I was mostly thinking of my work when my mother asked me to take care of these three and I only knew one of them very well, so I was at first reticent to dedicate my time to them. Eventually out of a sense of obligation I conceded, and once they arrived it took very little time for me to realize what a terrific decision I’d made. Here are some of the highlights.

When we were in the car, one girl wanted to listen to the radio. My sister turned on the radio and asked what station. She couldn’t think of it, so the eight-year-old on my lap said she knew a station she wanted to listen to. My sister asked what the number was, and she said “Q-U-E-I-T dot seven.” Most of the occupants of the car agreed that, although she misspelled it, it was a clever way to say she wanted not to have the radio on.

When I told everyone that everyone would be going to the Christmas Eve service, and the question was whether they wanted to go to the music beforehand, the eight-year-old raised her hand to her face and looked at it quizzically. I didn’t understand what she was doing until she said “before… hand?” Then she told me “You talk all ‘Sciencey.’ Nobody talks like that but tall, beanish people.” I still haven’t figured out what she meant by “beanish.”

My family is taking care of some large, white rats that we like to let climb around on us. The youngest child let us put a rat on her, but neither of the elder two would. The middle child was willing to touch it just to say she did, but the eldest refused outright even the slightest contact.

After some time in my company, it got to the point that I could say almost anything and all three children would erupt in laughter. My sister was also not immune to this treatment. She had a little giggle that everyone wanted to repeat to much merriment. Once I stood and hit my head on a low-hanging lamp. That nearly did them in. I look forward to seeing more of these cousins of mine in the future.

Whatever I Say

I often get mixed feedback when I attempt to discuss my work on this blog. Sometimes someone will praise my knowledge and communication skills, but other times people will say something along the lines of “this post was incomprehensible jargon, but nevertheless surprisingly pleasant to read.” Notice how nice my commenters have been thus far. That’s because they’ve pretty much all been relatives and close friends. WordPress on the other hand automatically recommends my blog to strangers based on automatic guesses of similar interests. I’ve already gotten a follower whom I’ve never met. Hi, “Opinionated Man!”

This changes the game. I figure with just one post a week I should be able to make them consistently interesting and comprehensible, at least to the people who self-select to be in my audience. As the most interesting thing I do these days is my research (It really is very interesting if I can get anyone to understand it), I may begin to discuss more technical topics. I could also discuss more food topics, since that’s another sometimes relatively interesting thing I do and could write about. While food is more inherently relatable, the communication of science to non-scientists is something I find particularly inspiring.
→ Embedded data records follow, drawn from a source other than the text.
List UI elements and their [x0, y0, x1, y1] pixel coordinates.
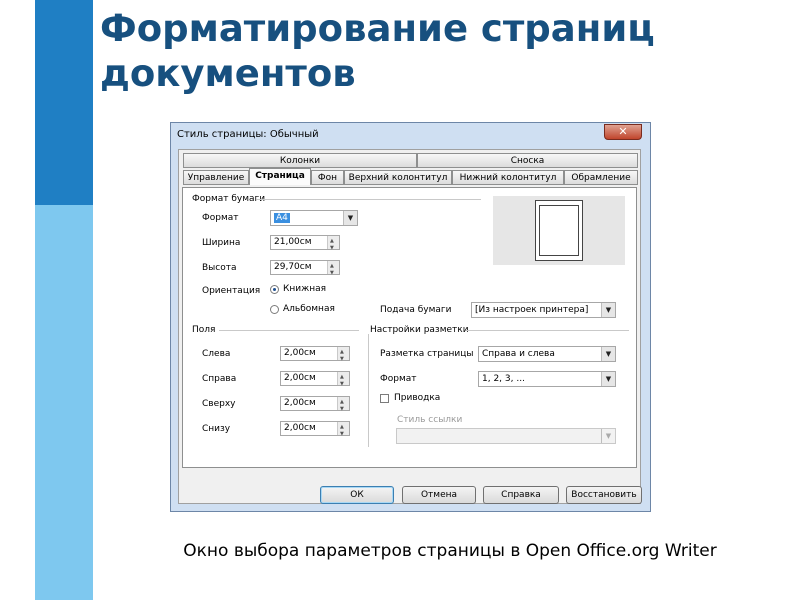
paper-format-select[interactable]: A4 ▼	[270, 210, 358, 226]
orientation-label: Ориентация	[202, 286, 261, 296]
radio-landscape[interactable]	[270, 305, 279, 314]
tab-background[interactable]: Фон	[311, 170, 344, 185]
reference-style-select[interactable]: ▼	[396, 428, 616, 444]
format-label: Формат	[202, 213, 239, 223]
margin-right-value: 2,00см	[284, 373, 316, 383]
margin-left-value: 2,00см	[284, 348, 316, 358]
tab-footer[interactable]: Нижний колонтитул	[452, 170, 564, 185]
chevron-down-icon[interactable]: ▼	[601, 347, 615, 361]
numbering-format-label: Формат	[380, 374, 417, 384]
page-layout-value: Справа и слева	[482, 349, 555, 359]
margin-bottom-label: Снизу	[202, 424, 231, 434]
tab-columns[interactable]: Колонки	[183, 153, 417, 168]
paper-tray-label: Подача бумаги	[380, 305, 452, 315]
ok-button[interactable]: ОК	[320, 486, 394, 504]
dialog-title: Стиль страницы: Обычный	[177, 129, 319, 140]
spin-icon[interactable]	[337, 346, 349, 366]
cancel-button[interactable]: Отмена	[402, 486, 476, 504]
divider	[466, 330, 629, 331]
margin-left-label: Слева	[202, 349, 231, 359]
page-layout-select[interactable]: Справа и слева ▼	[478, 346, 616, 362]
margin-top-value: 2,00см	[284, 398, 316, 408]
reference-style-label: Стиль ссылки	[397, 415, 463, 425]
chevron-down-icon[interactable]: ▼	[601, 303, 615, 317]
spin-icon[interactable]	[337, 396, 349, 416]
help-button[interactable]: Справка	[483, 486, 559, 504]
divider	[256, 199, 481, 200]
tab-header[interactable]: Верхний колонтитул	[344, 170, 452, 185]
margin-top-field[interactable]: 2,00см	[280, 396, 350, 416]
margin-bottom-field[interactable]: 2,00см	[280, 421, 350, 441]
paper-format-heading: Формат бумаги	[192, 194, 266, 204]
margin-bottom-value: 2,00см	[284, 423, 316, 433]
chevron-down-icon: ▼	[601, 429, 615, 443]
width-label: Ширина	[202, 238, 241, 248]
height-field[interactable]: 29,70см	[270, 260, 340, 280]
reset-button[interactable]: Восстановить	[566, 486, 642, 504]
margin-right-label: Справа	[202, 374, 237, 384]
divider	[219, 330, 359, 331]
tab-footnote[interactable]: Сноска	[417, 153, 638, 168]
slide-caption: Окно выбора параметров страницы в Open O…	[183, 541, 717, 561]
height-label: Высота	[202, 263, 237, 273]
slide-title: Форматирование страниц документов	[100, 7, 655, 95]
page-layout-label: Разметка страницы	[380, 349, 474, 359]
chevron-down-icon[interactable]: ▼	[601, 372, 615, 386]
paper-tray-select[interactable]: [Из настроек принтера] ▼	[471, 302, 616, 318]
numbering-format-value: 1, 2, 3, ...	[482, 374, 525, 384]
portrait-label[interactable]: Книжная	[283, 284, 326, 294]
spin-icon[interactable]	[327, 235, 339, 255]
tab-borders[interactable]: Обрамление	[564, 170, 638, 185]
dialog-body: Колонки Сноска Управление Страница Фон В…	[178, 149, 641, 504]
layout-settings-heading: Настройки разметки	[370, 325, 469, 335]
margin-left-field[interactable]: 2,00см	[280, 346, 350, 366]
width-value: 21,00см	[274, 237, 312, 247]
paper-tray-value: [Из настроек принтера]	[475, 305, 589, 315]
page-preview	[493, 196, 625, 265]
height-value: 29,70см	[274, 262, 312, 272]
spin-icon[interactable]	[337, 421, 349, 441]
margins-heading: Поля	[192, 325, 216, 335]
register-label[interactable]: Приводка	[394, 393, 440, 403]
register-checkbox[interactable]	[380, 394, 389, 403]
tab-page-content: Формат бумаги Формат A4 ▼ Ширина 21,00см…	[182, 187, 637, 468]
spin-icon[interactable]	[337, 371, 349, 391]
page-preview-sheet-icon	[535, 200, 583, 261]
vertical-divider	[368, 334, 369, 447]
tab-organizer[interactable]: Управление	[183, 170, 249, 185]
width-field[interactable]: 21,00см	[270, 235, 340, 255]
dialog-titlebar[interactable]: Стиль страницы: Обычный ✕	[171, 123, 650, 147]
close-icon[interactable]: ✕	[604, 124, 642, 140]
left-accent-bar-dark	[35, 0, 93, 205]
numbering-format-select[interactable]: 1, 2, 3, ... ▼	[478, 371, 616, 387]
landscape-label[interactable]: Альбомная	[283, 304, 335, 314]
paper-format-value: A4	[274, 213, 290, 223]
chevron-down-icon[interactable]: ▼	[343, 211, 357, 225]
margin-right-field[interactable]: 2,00см	[280, 371, 350, 391]
spin-icon[interactable]	[327, 260, 339, 280]
page-style-dialog: Стиль страницы: Обычный ✕ Колонки Сноска…	[170, 122, 651, 512]
tab-page[interactable]: Страница	[249, 168, 311, 185]
radio-portrait[interactable]	[270, 285, 279, 294]
margin-top-label: Сверху	[202, 399, 236, 409]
Not making any promises. This blog, as I like to say, is about whatever I say it’s about, so maybe next week it’ll be a description of my proliferation of ways to eat a single batch of bean soup, maybe it’ll be an approachable explanation of neural networks, or maybe I’ll just say something about my grandmother’s eightieth birthday and relate an anecdote from my Thanksgiving trip to Maine. It’ll have to be an interesting anecdote, though.